Author : Raymond Callahan
Publisher :
Page : 328 pages
File Size : 20,5 MB
Release : 2007
Category : History
ISBN :
On the eve of World War II, the British army was more an international police force than a combat ready fighting force. This book examines its transformation in a look at Great Britain's top commanders in the field.
Author : Benjamin Runkle
Publisher : Rowman & Littlefield
Page : 465 pages
File Size : 32,48 MB
Release : 2019-07-26
Category : History
ISBN : 081176849X
Shakespeare famously wrote that some men are born great, some achieve greatness, and some have greatness thrust upon them. Part military history and part group biography, Generals in the Making tells the amazing true story of how George Marshall, Dwight Eisenhower, Douglas MacArthur, George Patton, and their peers became the greatest generation of senior commanders in military history.

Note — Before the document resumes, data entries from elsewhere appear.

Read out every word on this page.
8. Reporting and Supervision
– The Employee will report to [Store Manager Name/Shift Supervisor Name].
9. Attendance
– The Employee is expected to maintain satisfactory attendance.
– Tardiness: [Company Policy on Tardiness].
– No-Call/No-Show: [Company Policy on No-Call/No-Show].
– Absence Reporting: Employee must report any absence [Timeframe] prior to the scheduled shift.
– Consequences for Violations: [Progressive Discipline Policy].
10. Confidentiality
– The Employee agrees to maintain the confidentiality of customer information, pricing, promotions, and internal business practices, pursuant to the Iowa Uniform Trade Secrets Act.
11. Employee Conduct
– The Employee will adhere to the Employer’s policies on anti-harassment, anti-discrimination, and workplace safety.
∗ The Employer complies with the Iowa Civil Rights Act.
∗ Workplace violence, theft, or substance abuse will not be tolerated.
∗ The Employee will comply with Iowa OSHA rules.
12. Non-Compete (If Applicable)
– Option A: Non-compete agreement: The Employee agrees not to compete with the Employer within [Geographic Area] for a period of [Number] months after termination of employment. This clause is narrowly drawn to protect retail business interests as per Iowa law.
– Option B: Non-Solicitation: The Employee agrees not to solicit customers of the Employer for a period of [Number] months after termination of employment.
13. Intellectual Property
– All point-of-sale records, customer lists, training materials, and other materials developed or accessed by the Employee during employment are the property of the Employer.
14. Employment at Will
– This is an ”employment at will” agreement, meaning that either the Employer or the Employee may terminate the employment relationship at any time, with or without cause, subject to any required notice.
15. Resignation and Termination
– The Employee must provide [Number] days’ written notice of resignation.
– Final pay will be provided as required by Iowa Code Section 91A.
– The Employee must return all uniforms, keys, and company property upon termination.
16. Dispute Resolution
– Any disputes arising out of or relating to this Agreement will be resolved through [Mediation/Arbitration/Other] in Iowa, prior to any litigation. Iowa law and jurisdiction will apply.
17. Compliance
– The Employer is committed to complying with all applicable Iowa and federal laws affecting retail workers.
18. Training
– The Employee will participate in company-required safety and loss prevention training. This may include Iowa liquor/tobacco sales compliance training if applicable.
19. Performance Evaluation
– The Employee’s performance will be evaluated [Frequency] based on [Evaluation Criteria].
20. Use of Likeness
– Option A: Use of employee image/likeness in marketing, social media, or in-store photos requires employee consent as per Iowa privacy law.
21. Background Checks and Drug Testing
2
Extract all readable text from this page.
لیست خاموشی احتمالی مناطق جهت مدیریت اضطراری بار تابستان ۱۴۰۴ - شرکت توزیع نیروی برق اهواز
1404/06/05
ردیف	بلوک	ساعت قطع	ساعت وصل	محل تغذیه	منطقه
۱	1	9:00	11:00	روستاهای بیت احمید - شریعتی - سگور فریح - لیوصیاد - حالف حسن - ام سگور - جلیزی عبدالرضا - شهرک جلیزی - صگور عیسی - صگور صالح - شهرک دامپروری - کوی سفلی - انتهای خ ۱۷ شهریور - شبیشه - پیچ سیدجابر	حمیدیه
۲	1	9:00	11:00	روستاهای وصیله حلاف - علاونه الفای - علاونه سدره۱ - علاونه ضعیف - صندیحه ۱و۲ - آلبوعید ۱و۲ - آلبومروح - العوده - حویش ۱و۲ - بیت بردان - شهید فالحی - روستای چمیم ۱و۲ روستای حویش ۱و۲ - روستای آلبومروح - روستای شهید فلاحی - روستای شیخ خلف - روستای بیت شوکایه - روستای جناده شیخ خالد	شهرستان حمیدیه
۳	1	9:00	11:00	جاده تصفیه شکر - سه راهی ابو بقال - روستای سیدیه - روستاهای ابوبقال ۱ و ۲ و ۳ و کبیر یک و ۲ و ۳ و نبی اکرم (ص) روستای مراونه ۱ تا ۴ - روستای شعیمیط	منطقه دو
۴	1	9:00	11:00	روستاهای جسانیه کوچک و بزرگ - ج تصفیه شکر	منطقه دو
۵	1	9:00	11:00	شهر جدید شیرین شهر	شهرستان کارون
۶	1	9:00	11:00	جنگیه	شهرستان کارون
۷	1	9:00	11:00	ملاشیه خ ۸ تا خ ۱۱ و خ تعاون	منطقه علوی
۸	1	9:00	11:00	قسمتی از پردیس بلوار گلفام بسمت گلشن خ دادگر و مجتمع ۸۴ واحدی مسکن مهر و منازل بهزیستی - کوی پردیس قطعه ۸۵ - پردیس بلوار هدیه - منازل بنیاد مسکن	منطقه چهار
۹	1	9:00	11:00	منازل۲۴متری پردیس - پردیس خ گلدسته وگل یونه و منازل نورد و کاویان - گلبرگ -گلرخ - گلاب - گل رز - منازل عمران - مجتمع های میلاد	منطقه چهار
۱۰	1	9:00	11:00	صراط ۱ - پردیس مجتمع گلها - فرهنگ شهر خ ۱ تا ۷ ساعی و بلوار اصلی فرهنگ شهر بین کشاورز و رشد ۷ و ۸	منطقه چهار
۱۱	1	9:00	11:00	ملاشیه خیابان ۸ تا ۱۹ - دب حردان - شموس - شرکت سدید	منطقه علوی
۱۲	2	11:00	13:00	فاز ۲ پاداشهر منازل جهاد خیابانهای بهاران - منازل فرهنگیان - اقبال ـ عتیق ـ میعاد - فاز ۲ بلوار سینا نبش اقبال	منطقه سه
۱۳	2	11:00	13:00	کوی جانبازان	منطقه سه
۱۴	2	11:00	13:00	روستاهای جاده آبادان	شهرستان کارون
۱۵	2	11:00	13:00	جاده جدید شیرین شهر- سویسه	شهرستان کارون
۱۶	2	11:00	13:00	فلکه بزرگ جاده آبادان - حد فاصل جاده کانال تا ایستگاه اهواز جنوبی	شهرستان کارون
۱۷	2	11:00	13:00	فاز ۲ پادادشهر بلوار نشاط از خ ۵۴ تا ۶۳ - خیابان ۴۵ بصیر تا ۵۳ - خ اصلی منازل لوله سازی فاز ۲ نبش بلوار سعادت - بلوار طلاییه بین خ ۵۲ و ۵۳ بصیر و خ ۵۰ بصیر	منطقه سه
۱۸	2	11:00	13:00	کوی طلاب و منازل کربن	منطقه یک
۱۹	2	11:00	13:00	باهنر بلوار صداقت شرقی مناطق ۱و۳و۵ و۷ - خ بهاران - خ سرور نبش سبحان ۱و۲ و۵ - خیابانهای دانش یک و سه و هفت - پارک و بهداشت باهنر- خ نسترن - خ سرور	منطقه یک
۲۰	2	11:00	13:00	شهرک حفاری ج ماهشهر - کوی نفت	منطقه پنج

As the U.S. Army’s triumphant homecoming from World War I was quickly forgotten amidst two decades filled with economic depression and growing isolationism, Marshall, Eisenhower, MacArthur, Patton, Omar Bradley, Lucian Truscott, Matthew Ridgway, and their brothers in arms toiled in a profession most Americans viewed with distrust. Before they became legends, these young officers served their country in posts from Washington D.C. to Panama, from West Point to war-torn China. They taught and studied together in the Army’s schools, attempting to innovate in an era of shrinking budgets, obsolete equipment, and skeletal forces. Beyond these professional challenges, they endured shattering personal tragedies: the sudden deaths of children or spouses, divorce, depression, and court martial. Yet when the world faced possibly its darkest hour, as fascism and barbarism were on the march, they stood ready to lead America’s young men in the fight for civilization. By the end of World War II, even German commanders expressed amazement at the dynamic change in American military leadership since the Great War. Generals in the Making is the first comprehensive history of America’s World War II generals between the wars, an invaluable prequel to every history of that war.
Author : Matthew Moten
Publisher : Harvard University Press
Page : 456 pages
File Size : 25,98 MB
Release : 2014-11-05
Category : Biography & Autobiography
ISBN : 0674058143
Moten traces a sweeping history of the evolving roles of civilian and military leaders in conducting war. In doing so he demonstrates how war strategy and national security policy shifted as political and military institutions developed, and how they were shaped by leader's personalities.